O que mais chama a atenção nessa nova fase é o formato MEDUZA³, que será apresentado no Brasil. Diferente dos tradicionais DJ sets que marcaram as primeiras aparições do grupo, o MEDUZA³ coloca os três integrantes juntos no palco, misturando discotecagem com piano, teclados, controles MIDI e versões rearranjadas do repertório. É uma aposta no show ao vivo, no improviso e na química do trio, que pode resonar profundamente com um público acostumado a apresentações de banda, e não apenas a um DJ por trás de um booth.
Para reforçar essa transição, o grupo fará uma passagem pelo Brasil com dois formatos distintos: na véspera do festival, Simone Giani fará um DJ set solo no Laroc Guarujá, em São Paulo; no dia seguinte, Luca e Mattia se juntam a ele no Rock in Rio para a experiência MEDUZA³. Essa dualidade permite que o trio teste o público brasileiro em diferentes contextos, algo que, segundo eles, “cria uma atmosfera incrível” e os permite “experimentar e tentar coisas novas”. A residência semanal do grupo no Hï Ibiza, ao lado de James Hype, com o formato Our House, serve de laboratório para essa evolução constante.

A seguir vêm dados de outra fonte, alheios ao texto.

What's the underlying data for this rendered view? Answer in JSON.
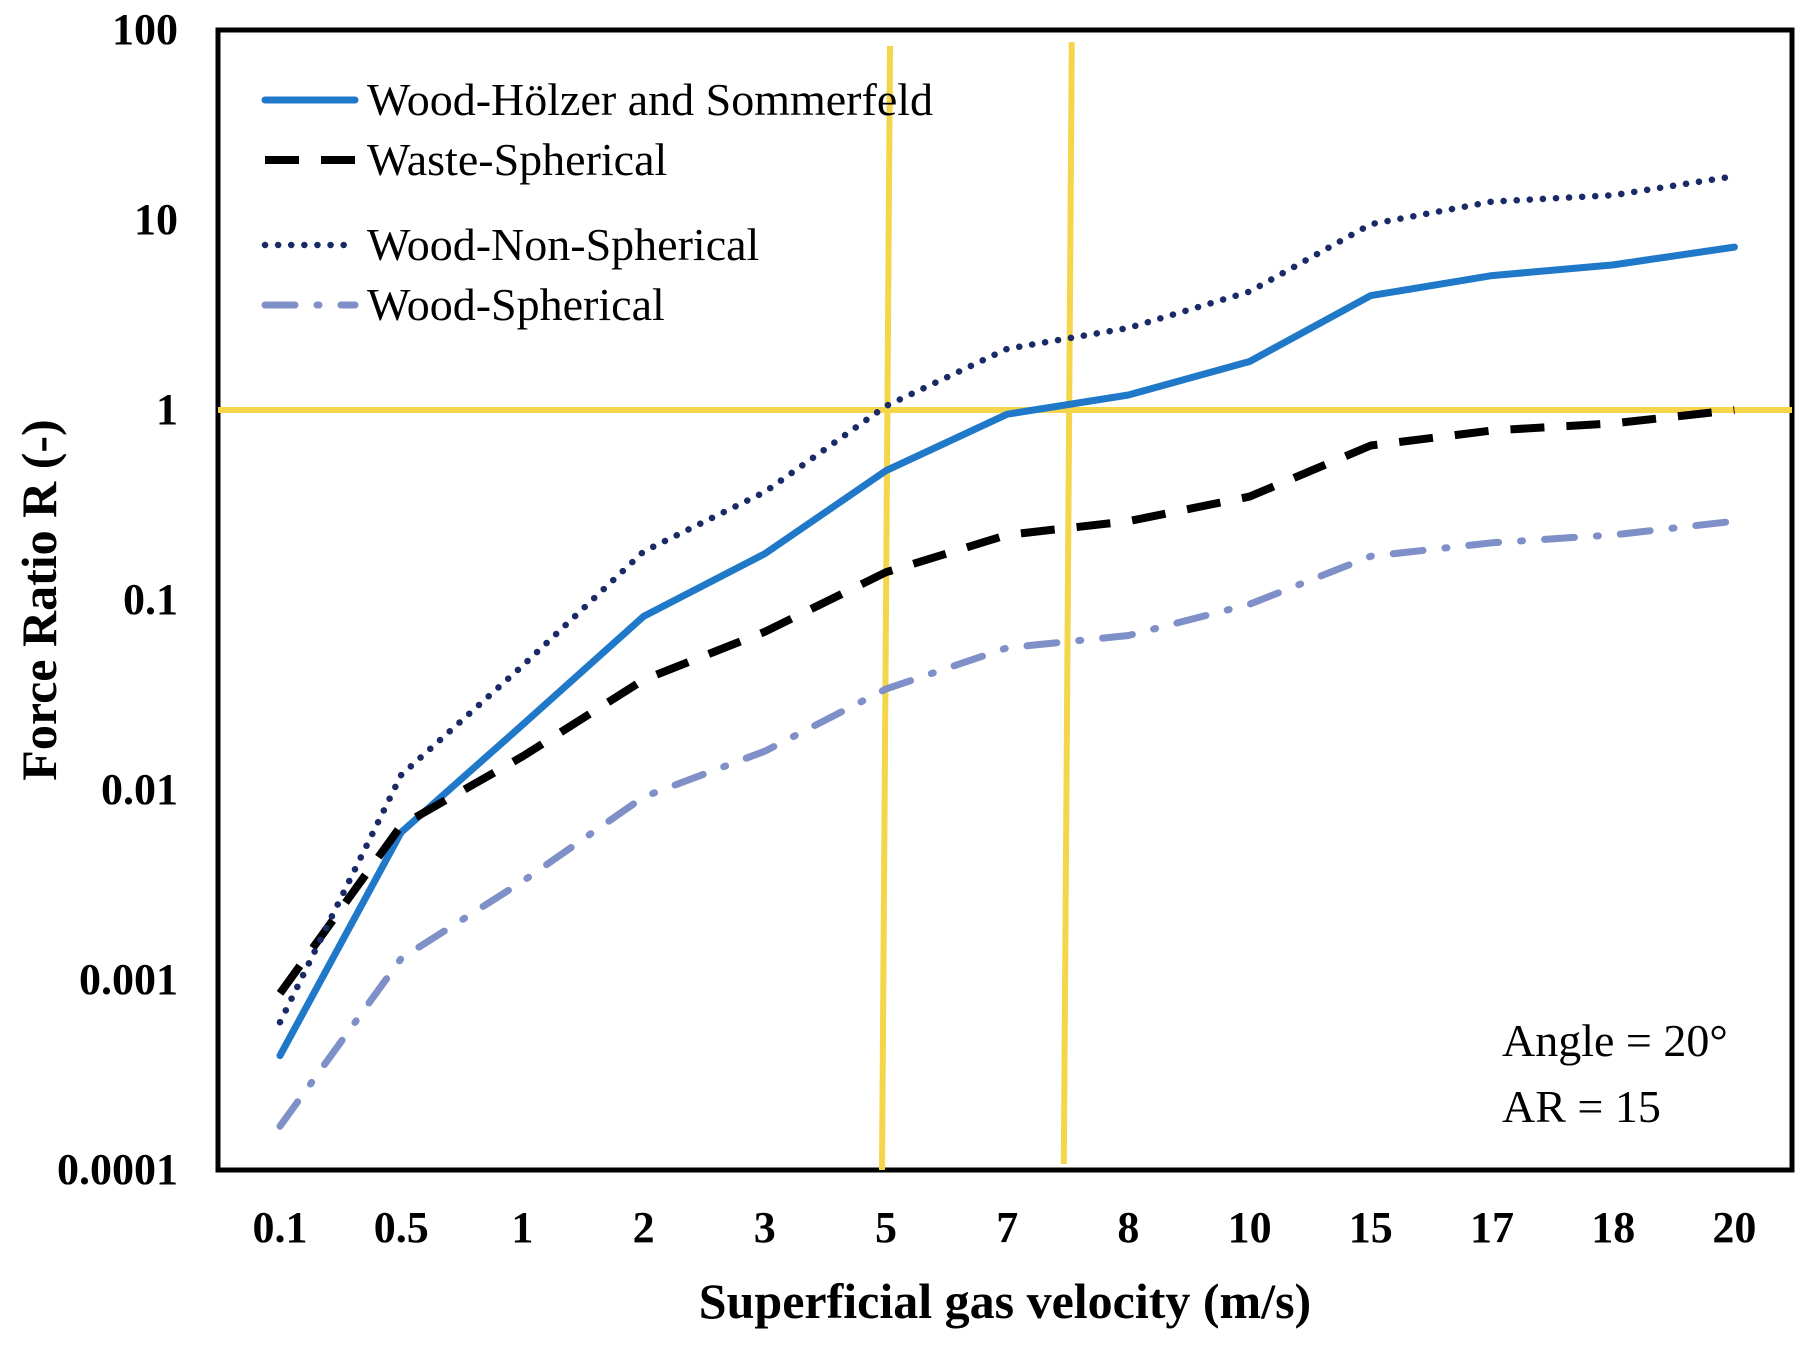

Do ponto de vista do cenário brasileiro, a presença do MEDUZA no Rock in Rio sinaliza uma transformação maior: a dance music está deixando de ser um “gênero nicho” para se tornar uma força dominante nos festivais de grande porte. Com a audiência do festival superando milhões de espectadores, o trio tem a oportunidade única de apresentar a house music — e todas as suas variações — a um público que talvez nunca tenha entrado em um club noturno. Se o resultado for positivo, poderemos ver uma nova era de festivais multigênero, onde a eletrônica não é mais o “quarto evento”, mas uma das atrações principais. O MEDUZA, com sua abordagem pop-friendly e sua postura de quebra de barreiras, está bem posicionado para ser o principal beneficiário dessa change.